OK, maybe not. But most people do pick poor passwords. I just read an article on digg that suggests a method to create an easy, stronger password. I disagree with this nonsense method, as it is exactly the type of complicated thing that leads to weak passwords. I must type passwords hundreds of times a day, and I don’t want something that makes me have to think about what I’m doing.
Try this instead:
Lets say your dream car is a Porsche. This would make a great password, right?
Instead of using just porsche. Replace a few letters with a numeric alternative. ie: p0rsch3. This is much easier to remember, and type.
a=@
e=3
t=7
i=|
o=0
To create an even stronger password, add more variables that are still easy to remember. ie: 99p0rsch3turbo. You’ve just created an un-guessable, un-breakable password.
If you like what’s here, please follow me on twitter here.
9 Responses to “I Can Guess Your Password”
As has been previously discussed at length, this is a very common technique, and consequently is added to dictionary attacks, providing not as much good as you’d expect.

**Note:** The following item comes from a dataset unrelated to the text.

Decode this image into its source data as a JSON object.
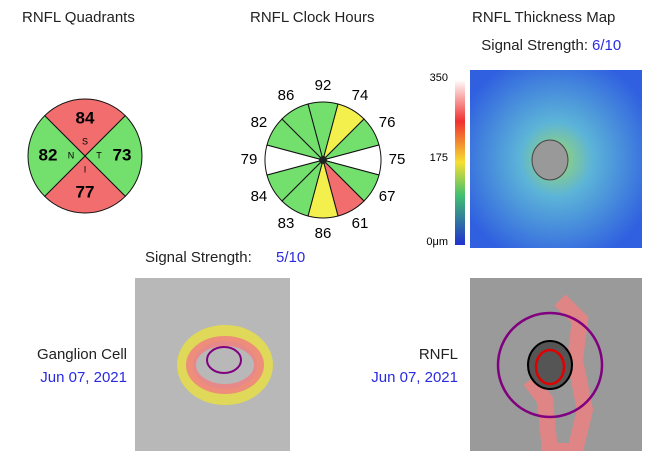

99p0rsch3turbo is not an unbreakable password. Many dictionary attack algorithms know all about l33t-speak, compound words, and leading/trailing numbers. In fact, there is no such thing as an unbreakable password because brute force will always break your password–it’s just a matter of how long it will take. For some reason, there have been a lot of stories on digg and elsewhere from people who think that all of a sudden they’ve found the perfect way to create a memorable, unbreakable password. Easier to remember, sure, but neither this method nor the one in the article you linked creates a particularly stronger password (unless you weren’t planning on using numbers at all in your original password). Your best bet is to take a few minutes and just memorize something like :U*..Q/I%D~_sq(A1sJ53s]GqrJc;T. It’s not really that hard. Most people dismiss it as too difficult without even trying. I can do it in about 5 minutes, and it sticks.
It’s true that dictionary attacks try leet, as well as two sequential words with a special character in the middle. Care to explain how my method leads to weak passwords? The example I used was short for ease of explanation, but what about tpuorrbcohe (porche turbo)? Show me a password cracker that can break that easily.
Thats something that always amazed me was password simplicity and how easy people would over look such a major flaw in network security. I worked for Department of Defense from when I was 16 until I was 19 years old and worked as a IT Technician. Daily we had policies given to us to re-assign group policies and restrictions on passwords, but even when I left, a password such as “password12!@” was considered strong. How is this?
When I run clients networks, the users might complain about a password such as 0M$DA@@oo00&# but when they don’t have people stealing their data daily I don’t really here to many complaints.
Any password is breakable as said above, but it comes down to how hard users / businesses want to make it more secure.
-Nick
Use SSH keys, problem solved!
Bingo. I wrote something to this effect, but I think this blog ate my comment.
Sorry it appeared, now. Strange.
Ilya,
Your method requires either leaving the home-row or using the weakest finger (pinky) to get down to the arrow keys. Either slows you down and makes it complicated to type. Its not that your passwords are weak, its that its too complicated, which leads to people reverting to a weak password.
I never said weak. Just not particularly stronger. Want strength? Increase the length of the password or the size of the character set. Simply scrambling harder is not as effective.